Censeur et sans reproche

Journal journaux newspapersEn cette rentrée de septembre, le gouvernement veut relancer la question de la déontologie du net. Un sujet épineux non éloigné du débat de l’instauration d’un ordre moral sur le net.
Dans un communiqué, Xavier Bertrand, ministre du Travail, des Relations sociales et de la Solidarité, a annoncé une série de mesure destinée aux parents qui « ne connaissent pas les rudiments de l’internet, ne sont pas en mesure de garantir la sécurité de leurs enfants et ont le sentiment d’être dépassés ».

Dans la multitude des propositions, c’est le lancement prochain d’une « commission nationale de déontologie du numérique » qui doit attirer le plus l’attention d’autant que la date d’installation est déjà avancée : cette commission sera en place d’ici décembre 2007. Les détails sont encore minces, mais ses missions seront de « former des recommandations d’ordre déontologique, liées au respect de la protection des enfants ou encore des consommateurs, et de renforcer la protection des enfants par la création d’un "label famille" ou "marque de confiance" ».

Le précédent de février 2007

L’énoncé reprend l’esprit du projet de décret dévoilé en début d’année 2007. Ce texte fut rapidement abandonné pour cause d’élection présidentielle et surtout de la forte levée de boucliers qu’il suscita chez les tenants de la liberté d’expression.

L’élection passée, il refait donc surface.

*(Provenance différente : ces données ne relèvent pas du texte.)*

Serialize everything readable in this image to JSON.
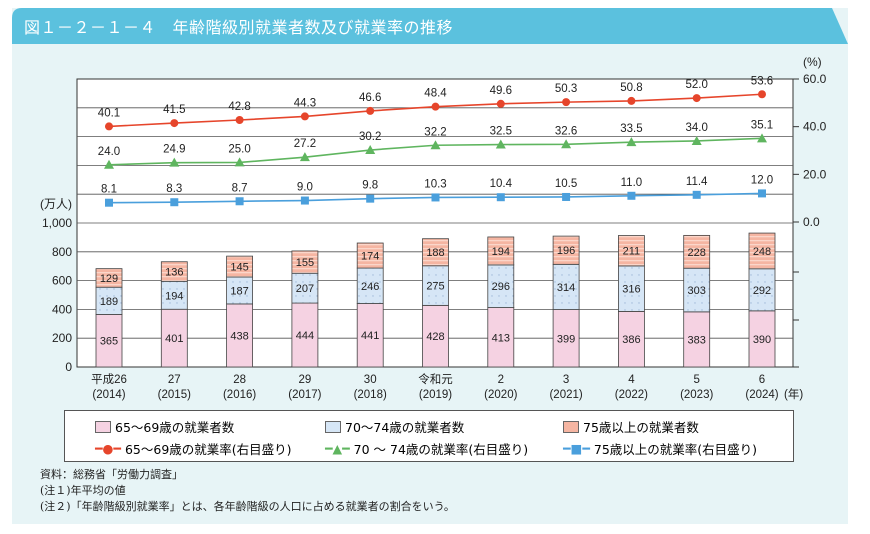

Le projet de décret voulait mettre en place une « Commission nationale de déontologie des services de communication au public en ligne ». Sa mission était alors d’établir des « recommandations déontologiques » soit, en clair, d’établir un ensemble de règles et de devoirs pour régir la conduite du secteur des communications. Son article 1er, qui définissait l’étendue de sa mission, indiquait les « missions de formuler à l'intention des opérateurs déclarés (…) des recommandations tendant à assurer le respect des principes de déontologie, tels que la protection des mineurs ou le respect de la dignité de la personne humaine. Elle assure le suivi de ces recommandations ». Comme nous l’indiquions, le « tels que » donnait un champ illimité à l’action de cette commission. Nul ne sait si le gouvernement prendra soin de canaliser un peu mieux ce domaine avec cette nouvelle tentative déontologique.

Qui contrôlera qui ?

Quoi qu’il en soit, on peut reprendre sans risque les critiques qui furent adressées en février dernier au projet gouvernemental (notre dossier). Avec cette commission se dessine un web à deux vitesses, avec d’un côté des sites labellisés par cet organisme et l’État, et de l’autre côté, des sites disqualifiés qui susciteront inquiétudes et doutes chez les crédules. Le risque de censure biaisée n’est pas mince d’autant que l’attribution de bons points se dédouble nécessairement d’une procédure de retrait-sanction pour le site qui n’aura pas suivi une stricte déontologie.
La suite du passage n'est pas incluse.